10 tips for growing your indoor herb garden

Row of herbs in white pots

Dimitri Halkidis

Posted August 10, 2021

When spicing up a meal, nothing really matches the zing that a bunch of freshly-cut herbs straight from your kitchen can offer. 

Whether it’s some garlic chives for your scrambled eggs or chopped coriander to finish off that stir fry, more people are turning to indoor herbs to kick their culinary skills up a notch. And the best part? They’re a great way to bring some green to your plate all year round.

Here are 10 tips to help you care for healthy, vibrant herbs.

Start with a bright and sunny spot

Before heading down to your local nursery to pick up a bunch of herbs, it pays to decide where you're going to put them first. Pick a spot on or near your kitchen bench with lots of sun. They'll be getting all their light through the window, so there's no real risk of sunburn (just make sure none of their leaves are touching the glass), and having them near your cooking area makes it easier for you to pick a few leaves when preparing a meal. 

Choose the right herbs

One of the quickest roads to indoor herb disappointment is trying to grow herbs that don’t suit the climate you’re in. Indoor or not, some herbs - looking at you, basil - struggle to grow unless their very specific temperature requirements are met. Other herbs, such as rosemary and thyme, are hardier and require less management, so speak to the plant expert at your local nursery to determine which herbs are right for you and your home.

Choose the right size pot

Give your indoor herbs a spacious pot to live in. Most herbs bought from a nursery will come in a small plastic pot to save space, so it's important to re-pot them into something larger once you bring them home. Despite their compact size above the soil, herbs have a large and robust root system and need plenty of soil space to thrive. If you're ever unsure about which pot to buy, it's always better to err on the side of larger rather than smaller.
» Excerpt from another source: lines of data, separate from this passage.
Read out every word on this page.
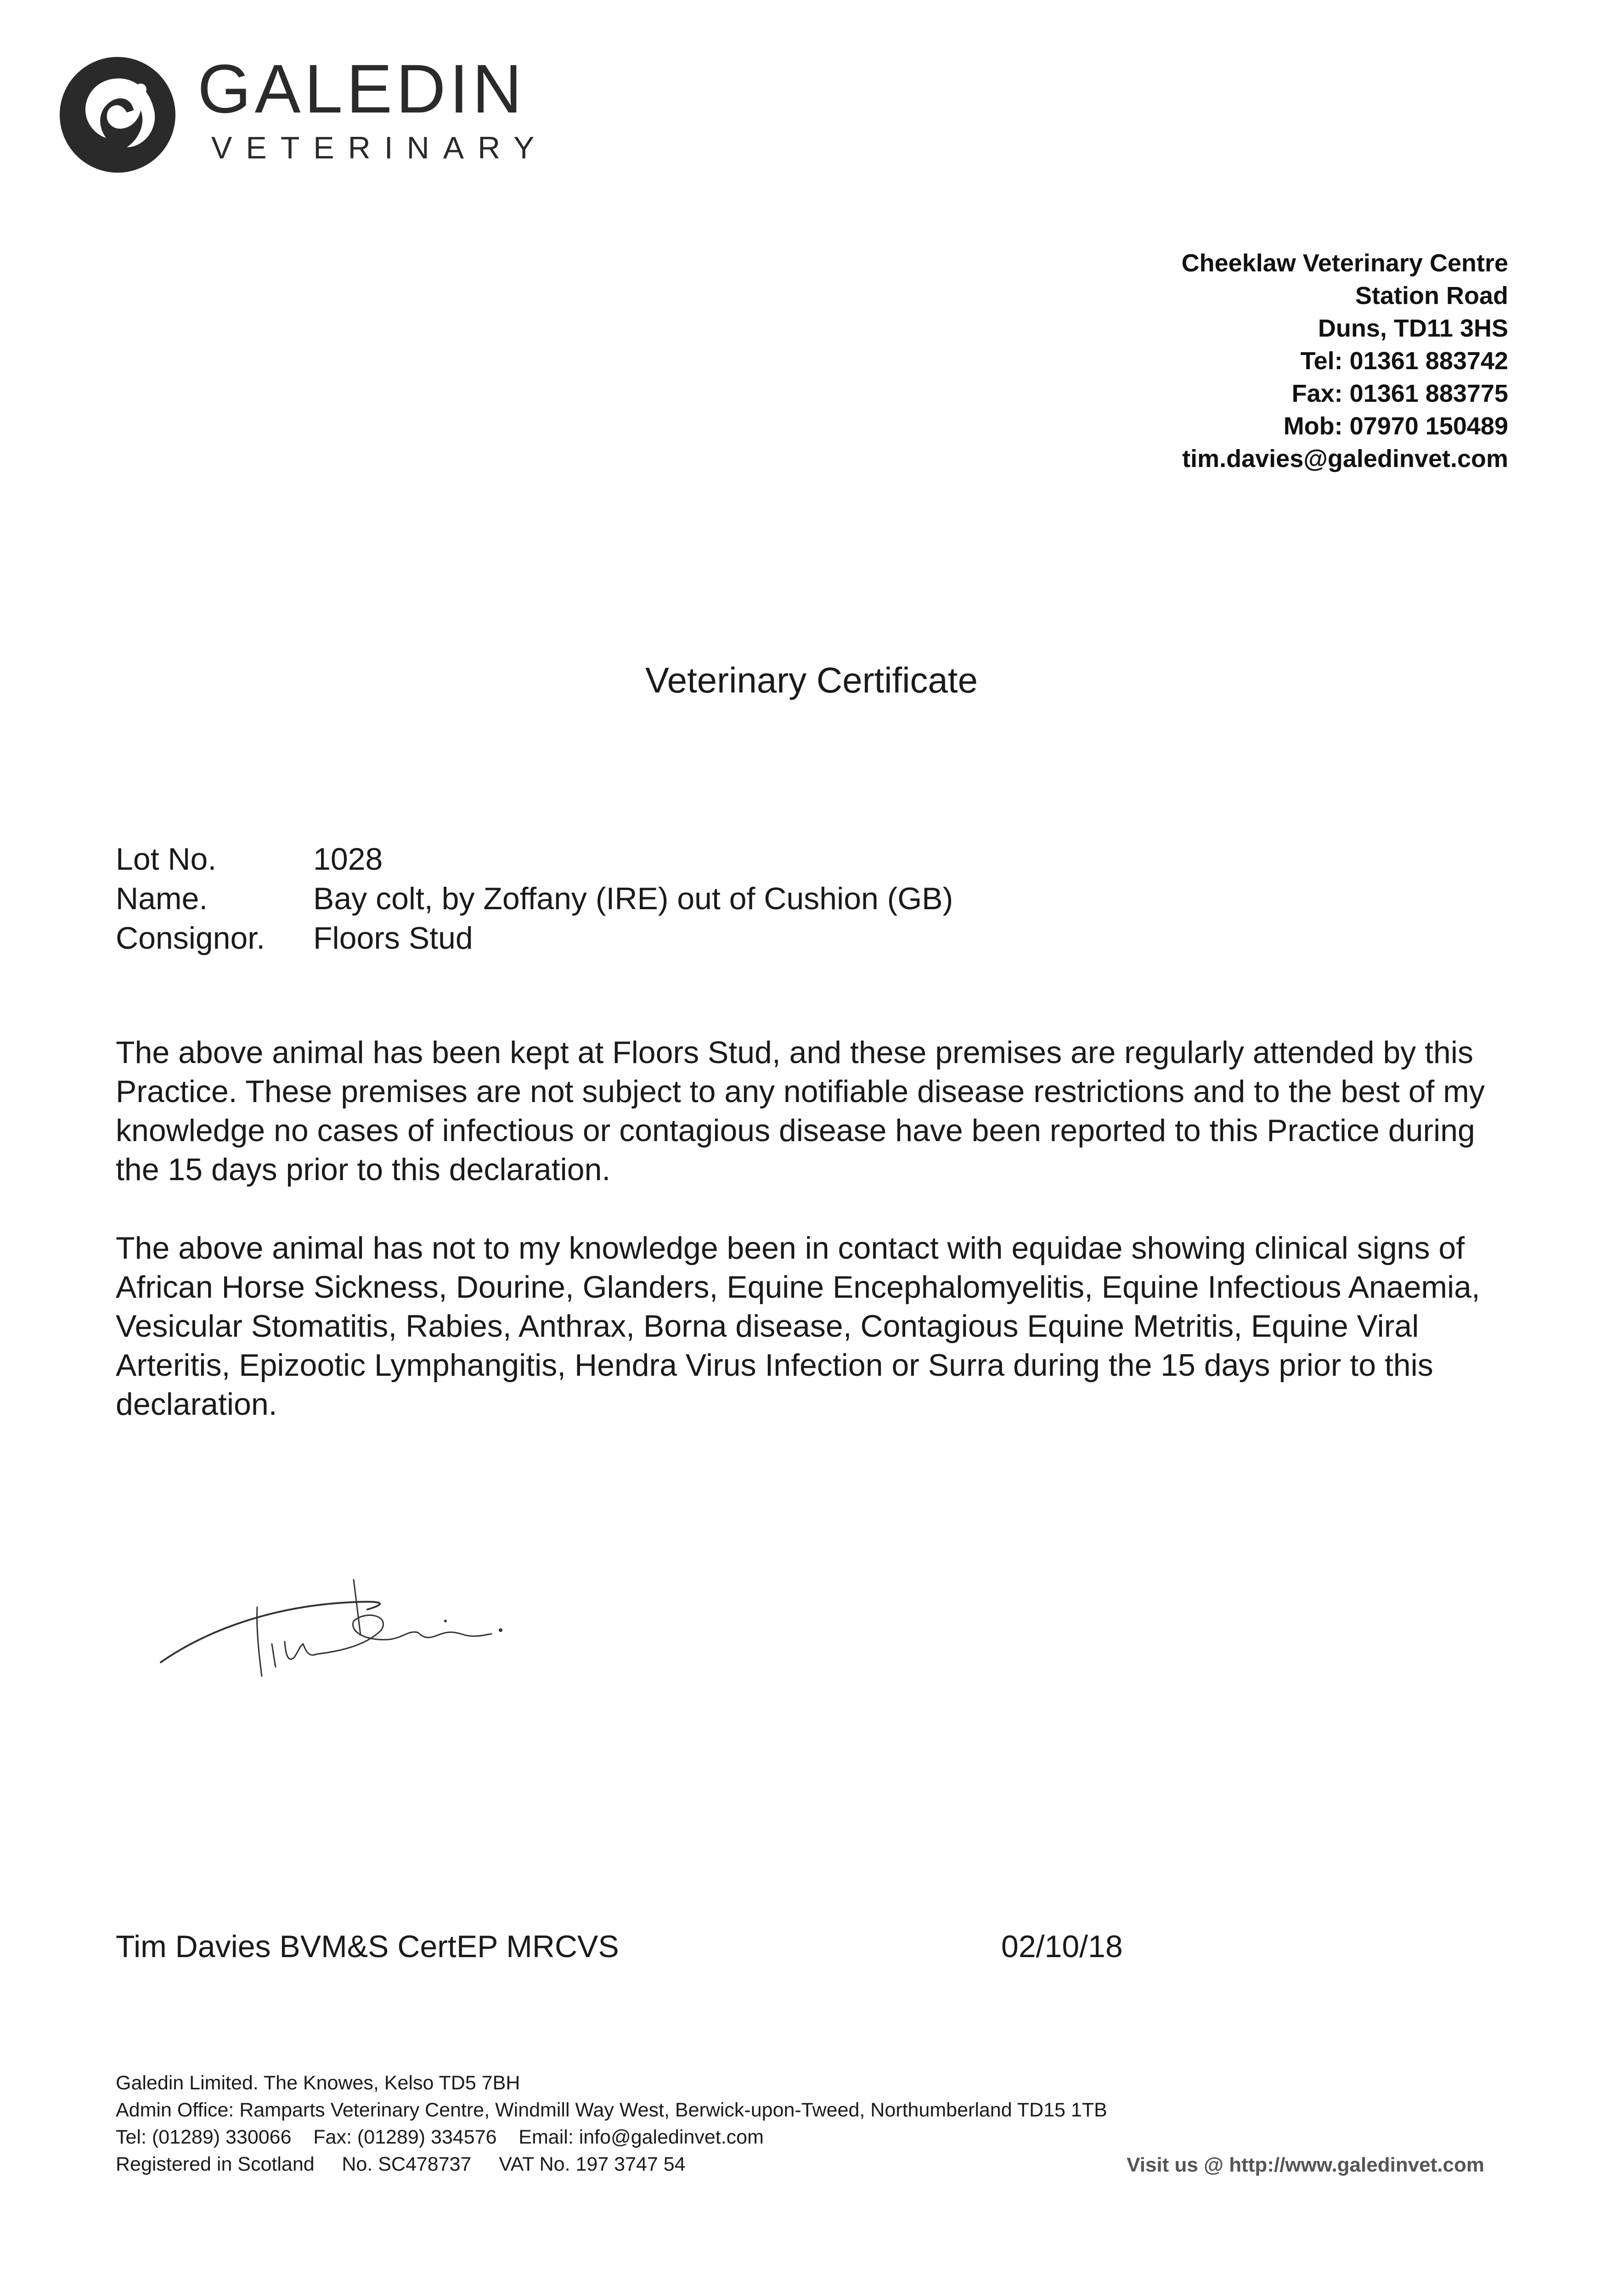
GALEDIN
VETERINARY
Cheeklaw Veterinary Centre
Station Road
Duns, TD11 3HS
Tel: 01361 883742
Fax: 01361 883775
Mob: 07970 150489
tim.davies@galedinvet.com
Veterinary Certificate
Lot No.	1028
Name.	Bay colt, by Zoffany (IRE) out of Cushion (GB)
Consignor.	Floors Stud
The above animal has been kept at Floors Stud, and these premises are regularly attended by this Practice. These premises are not subject to any notifiable disease restrictions and to the best of my knowledge no cases of infectious or contagious disease have been reported to this Practice during the 15 days prior to this declaration.
The above animal has not to my knowledge been in contact with equidae showing clinical signs of African Horse Sickness, Dourine, Glanders, Equine Encephalomyelitis, Equine Infectious Anaemia, Vesicular Stomatitis, Rabies, Anthrax, Borna disease, Contagious Equine Metritis, Equine Viral Arteritis, Epizootic Lymphangitis, Hendra Virus Infection or Surra during the 15 days prior to this declaration.
Tim Davies BVM&S CertEP MRCVS	02/10/18
Galedin Limited. The Knowes, Kelso TD5 7BH
Admin Office: Ramparts Veterinary Centre, Windmill Way West, Berwick-upon-Tweed, Northumberland TD15 1TB
Tel: (01289) 330066    Fax: (01289) 334576    Email: info@galedinvet.com
Registered in Scotland     No. SC478737     VAT No. 197 3747 54	Visit us @ http://www.galedinvet.com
Herbs in pots hanging above a sink

Having your herb garden means your dishes are always ready for that extra bit of natural flavour from your very own home. Image: Getty


Good drainage is a must

Another thing to consider when buying pots for your indoor herbs is drainage. If your pots have poor drainage, you run the risk of drowning your leafy companions, or damaging their roots. Most planter pots come with a saucer, but in case yours didn't, make sure you place something underneath it to protect your benchtop from water damage!

Get into a good watering routine

There’s two key things to keep in mind when watering: first, overwatering can be just as harmful to your indoor herbs as underwatering, so only water when the surface of the soil is noticeably dry. Second, don’t water the leaves. A slow and steady drizzle directly onto the soil is sufficient. If the leaves get wet and don’t dry, it could encourage fungus to grow.

Harvest with care

So you've put in the effort, and now your little herbs have grown some deliciously lush and vibrant foliage. It's time to harvest, but where to begin? A good rule of (green) thumb is to harvest a few sprigs at a time, and only when you need to. Try to harvest smaller, new-growth leaves and leave the big ones untouched - this encourages more bushier growth as the big leaves pump more energy into the rest of the plant. 

Pots of plants in a sunny area of the home

Find the place in your home with the best lighting for your herb garden. Image: Getty


Quarantine new plants

Okay, so you’re getting the hang of this now and want to expand your herb collection. Before you introduce your new rosemary to your existing chive and parsley, remember to practice good hygiene! Keep the newcomer separate from your existing plants for at least a couple of weeks. This makes sure they don’t harbour any pests or diseases that could harm the health of your existing herbs. If you don’t spot the telltale signs of caterpillars or fungus, then introductions can be made.

Feed them from time to time

A commonly overlooked fact of plant life is that, in addition to water, our green friends need a good feed every now and then. There are plenty of plant food options out there and even tips on how to make your own, so do your plants (and your meals) a favour by feeding them every couple of weeks. They’ll thank you with rich, green foliage ripe for picking!

Let them out for some sun

Just because they're indoor herbs doesn't mean they have to remain indoors forever. Plants - just like people - appreciate some fresh air from time to time. If it's a particularly sunny day out (and if you have some outdoor space to use), take your plants on a small excursion outdoors and let them bask in unfiltered sunlight for a few hours. If you don't have a backyard or balcony, try placing them in front of an open window. 

Start small

It’s tempting to want to go out and stock up on all the herbs and indoor gardening items you could possibly need, but the key to indoor herb success is to start small. Start with one or two herbs you know you’ll use often, and apply everything you've learned to make sure they grow hale and hearty. Then, once you're a more confident gardener, branch out and try some of the more challenging herbs. You'll be an expert in no time!